More important, of course, is who writes (and thus sets) the agenda. One can see from the .pdf document that the agenda was prepared in city hall; was it written there, too, by a bureaucrat rather than by a PFC member?
I don’t know. I do know that a PFC that acted as Wisconsin statutes require would be more than a lapdog or rubber stamp of a police chief, and would have members who would craft their own agenda items, and make it clear that they had. Nothing in this agenda makes that clear.
The meeting’s in that same, cramped space that’s comfortable only for insiders, and is uninviting for guests. It’s called the City Manager’s Conference Room, but it might just as well be the Insider Sekret Club Hous. A meeting like this, held quarterly, should be held each and every time in a large, spacious room, on the first floor of the building in which the meeting is held. If the Planning Commission and Common Council can meet in a room like that, so can the PFC.
Who’s responsibility is all this? If one reads the city’s website, this morning, one sees a proud declaration of all of City Manager, Kenin Brunner’s many responsibilities, including over the PFC.
Here’s a screen shot:
City Manager Department
The City Manager plans and directs the administration of the City to ensure that efficient municipal services are provided and are in line with Common Council objectives.
Administration department functions include: Liaison to the Common Council advising them on all significant matters and presenting all items which require Council action or approval. Directs, develops and implements appropriate budgeting, including capital improvements and administrative planning and control procedures.
Provides communications and public relations to the news media and people in the community through various communications media. Coordinates with other governmental agencies and represents the interests of the City in metropolitan, state, county, school district, and national activities as delegated by the City Council.
Responsible for effective recommendations in areas of policies, planning, administering community services, community development, public safety, administrative services, financial planning, and human resources. Works closely with each department to plan and coordinate activities to ensure effective service to the public and efficient conduct of all municipal affairs.
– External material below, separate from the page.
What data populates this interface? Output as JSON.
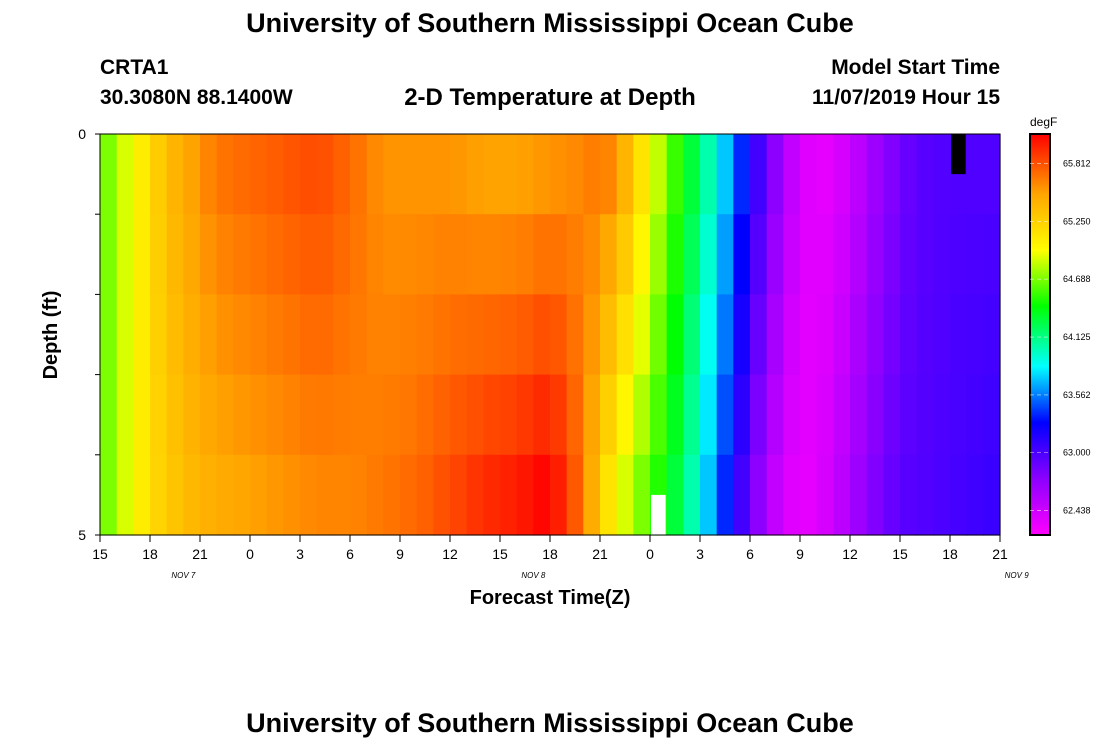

The City Manager oversees: City Clerk, Neighborhood Services Administrator, Finance Director, Park & Recreation Director, Public Works Director, The Community Development Authority, Police and Fire Commission, Library Board, and respectively oversees: Community Development Authority Director, Fire Chief, Police Chief, and the Library Director.
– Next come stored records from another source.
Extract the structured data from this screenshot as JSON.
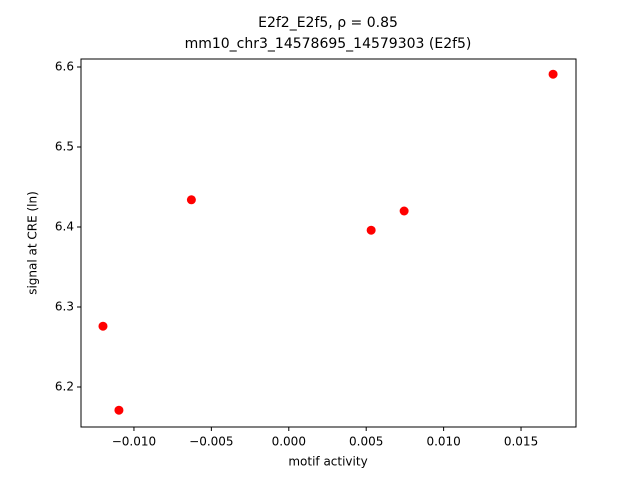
{
  "chart_data": {
    "type": "scatter",
    "title": "E2f2_E2f5, ρ = 0.85",
    "subtitle": "mm10_chr3_14578695_14579303 (E2f5)",
    "x_label": "motif activity",
    "y_label": "signal at CRE (ln)",
    "color": "#ff0000",
    "x": [
      -0.012,
      -0.01097,
      -0.00629,
      0.00532,
      0.00745,
      0.01707
    ],
    "values": [
      6.276,
      6.171,
      6.434,
      6.396,
      6.42,
      6.591
    ],
    "xlim": [
      -0.01342,
      0.01855
    ],
    "ylim": [
      6.15,
      6.61
    ],
    "xticks": [
      {
        "value": -0.01,
        "label": "−0.010"
      },
      {
        "value": -0.005,
        "label": "−0.005"
      },
      {
        "value": 0,
        "label": "0.000"
      },
      0.005,
      {
        "value": 0.01,
        "label": "0.010"
      },
      0.015
    ],
    "yticks": [
      6.2,
      6.3,
      6.4,
      6.5,
      6.6
    ]
  }
}
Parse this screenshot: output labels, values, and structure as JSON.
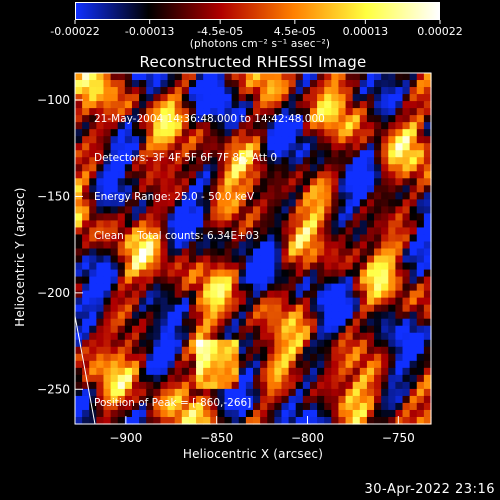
{
  "colorbar": {
    "tick_labels": [
      "-0.00022",
      "-0.00013",
      "-4.5e-05",
      "4.5e-05",
      "0.00013",
      "0.00022"
    ],
    "tick_values": [
      -0.00022,
      -0.00013,
      -4.5e-05,
      4.5e-05,
      0.00013,
      0.00022
    ],
    "units": "(photons cm⁻² s⁻¹ asec⁻²)",
    "range": [
      -0.00022,
      0.00022
    ],
    "colors": [
      "#1030ff",
      "#000000",
      "#b00000",
      "#ff8000",
      "#ffff40",
      "#ffffff"
    ]
  },
  "chart_data": {
    "type": "heatmap",
    "title": "Reconstructed RHESSI Image",
    "xlabel": "Heliocentric X (arcsec)",
    "ylabel": "Heliocentric Y (arcsec)",
    "xlim": [
      -928,
      -732
    ],
    "ylim": [
      -268,
      -86
    ],
    "x_ticks": [
      -900,
      -850,
      -800,
      -750
    ],
    "y_ticks": [
      -100,
      -150,
      -200,
      -250
    ],
    "x_tick_labels": [
      "−900",
      "−850",
      "−800",
      "−750"
    ],
    "y_tick_labels": [
      "−100",
      "−150",
      "−200",
      "−250"
    ],
    "annotations": [
      "21-May-2004 14:36:48.000 to 14:42:48.000",
      "Detectors: 3F 4F 5F 6F 7F 8F, Att 0",
      "Energy Range: 25.0 - 50.0 keV",
      "Clean    Total counts: 6.34E+03"
    ],
    "peak_label": "Position of Peak = [-860,-266]",
    "limb_line": [
      [
        -928,
        -212
      ],
      [
        -917,
        -268
      ]
    ]
  },
  "footer": {
    "date": "30-Apr-2022 23:16"
  }
}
That’s an impressive and exhaustive list. I’m just not sure what it means to say that the city manager oversees the police chief, the fire chief, as well as the Police and Fire Commission.
There are two way to consider the city manager’s oversight.
Perhaps it means, literally, that he stands on a step ladder, and looks down on the police chief, fire chief, or PFC from on high. If that’s what oversight means, then it’s possible that Kevin Brunner does oversee these officials and this commission that way. I’ve never heard that he does this, but it’s possible, I suppose.
If, instead, the list of powers and duties means that he has legal oversight over these groups, it’s false. False, as contrary to Wisconsin law. Our laws do not place authority over these groups in the hands of the city manager, and anyone able to read can see as much under Wisconsin’s statutes. See, Police and Fire Commission: Importance and Authority.
Either the city manager has served years and years ignorant of the laws of our state, or he simply writes what he wants on the city website, ignoring that there’s a world (and law) beyond the city limits.
As a practical matter, it’s even more risible to suggest that this city manager exercises oversight, unless that means defending every error and mistake others have made. Even our PFC (astoundingly by local ordinance rather than Wisconsin statute) has no oversight over the fire department!
Is there no one upon whom this city administration relies, in all the city, who can give a city manager with a poor grasp of the law a better understanding? No one? (Here I refer to more than the recourse of the blind leading the blind.)
If, though, he assumes this authority, however presumptuously, the least he could do is exercise it well. As it is, his supposed authority has done no good for the city, mired as we are in third-tier practices.
Tonight’s an organizational meeting of the PFC, and afterward there will be closed-session interviews for a part of the meeting time, and that’s not a date that I’d propose for the introduction of television. That time while come, though, meeting in and meeting out, surely and soon.